Lion, the founder of Lion Talk, has long assisted doctors in managing their personal brands. Among the numerous cases he has encountered, many doctors possess profound professional backgrounds yet remain accustomed to communicating with the public using the language of academic papers or technical reports. As the pace of information dissemination accelerates, professional content that lacks appropriate adaptation often struggles to enter the wider public view.

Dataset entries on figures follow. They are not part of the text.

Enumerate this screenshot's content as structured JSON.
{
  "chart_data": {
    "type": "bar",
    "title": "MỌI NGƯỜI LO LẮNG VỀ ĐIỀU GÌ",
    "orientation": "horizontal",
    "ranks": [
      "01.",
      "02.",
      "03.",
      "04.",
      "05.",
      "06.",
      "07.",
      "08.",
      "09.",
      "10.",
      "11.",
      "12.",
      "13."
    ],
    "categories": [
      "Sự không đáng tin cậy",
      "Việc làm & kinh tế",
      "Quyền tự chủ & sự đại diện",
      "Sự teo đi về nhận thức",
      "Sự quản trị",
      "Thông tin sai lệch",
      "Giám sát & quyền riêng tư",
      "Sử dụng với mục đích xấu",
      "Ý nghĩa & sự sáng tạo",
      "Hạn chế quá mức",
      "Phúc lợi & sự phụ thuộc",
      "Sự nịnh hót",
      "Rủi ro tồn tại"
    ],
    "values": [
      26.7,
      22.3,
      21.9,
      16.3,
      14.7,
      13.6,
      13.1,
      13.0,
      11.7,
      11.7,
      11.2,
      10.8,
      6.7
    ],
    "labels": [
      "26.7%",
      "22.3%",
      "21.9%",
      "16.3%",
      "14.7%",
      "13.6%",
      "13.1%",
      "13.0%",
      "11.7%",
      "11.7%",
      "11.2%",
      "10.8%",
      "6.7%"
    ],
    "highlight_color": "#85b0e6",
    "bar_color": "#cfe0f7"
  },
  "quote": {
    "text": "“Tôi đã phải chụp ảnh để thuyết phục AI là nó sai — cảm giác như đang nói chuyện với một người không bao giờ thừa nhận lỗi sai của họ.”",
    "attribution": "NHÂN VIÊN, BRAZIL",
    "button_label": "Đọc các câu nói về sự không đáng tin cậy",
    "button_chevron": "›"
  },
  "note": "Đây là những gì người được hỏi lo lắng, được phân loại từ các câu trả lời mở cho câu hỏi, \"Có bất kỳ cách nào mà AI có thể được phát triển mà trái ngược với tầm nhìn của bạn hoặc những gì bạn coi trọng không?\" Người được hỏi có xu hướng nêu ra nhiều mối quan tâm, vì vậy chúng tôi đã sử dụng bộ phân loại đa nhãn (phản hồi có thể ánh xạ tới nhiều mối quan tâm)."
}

“Be willing to lower the complexity barrier to rephrase deep and intricate problems into simpler terms,” Lion observed. He has found that many doctors are beginning to realise that communication skills are just as vital as clinical expertise. From short-form videos to social media platforms, the ways in which patients get to know doctors continue to evolve. Consequently, how professional knowledge is translated into language that the general public can comprehend directly impacts both the speed and depth at which doctors build relationships with their patients.

Leo Wang, who serves as the host for this annual summit, shifts the focus back to the doctor-patient relationship itself.
With the rapid advancement of AI tools, patients can locate doctors much more easily than in the past, and the barriers to accessing medical information continue to drop. However, once a patient actually steps into the clinic, the factors that shape their healthcare experience still fundamentally stem from human-to-human interaction.
“AI is transforming many industries, but the warmth of human connection remains unchanged,” Wang observed. In his view, while technology has enhanced the efficiency of information flow and altered how patients access medical services, what patients ultimately remember in an era of increasingly rapid communication is the genuine interaction between people.
From content dissemination to doctor-patient dynamics, the healthcare industry is navigating a completely new communication landscape. As information becomes more readily accessible, how doctors make their expertise understood, establish trust, and sustain long-term relationships has increasingly become a critical element in building lasting influence.

Redefining the Role of the Doctor
Fellow summit speakers Dr. Ricky Chang, Director of Vision Eye Centre, entrepreneur Kim Huang, and Dr. Guan-ren Chen, founder of Fengze Chinese Medical Clinic, will also share their respective insights on healthcare operations and industry development from diverse perspectives.
As an increasing number of doctors confront the fresh challenges brought about by talent acquisition, corporate management, market forces, and technological shifts, the traditional role of the medical professional is progressively expanding. Doctors are transitioning from being strictly clinical practitioners to becoming team leaders, organisational executives, and resource integrators.
This very evolution lies at the heart of why Dr. Roger Chang, founder of the DR.HAO Academy, conceived and structured this annual summit:
“I hope that when attendees leave the venue, they carry with them not just practical knowledge, but a sense of new possibilities. I want them to realise that beyond daily clinical consultations, doctors can chart many different paths for professional and personal development.”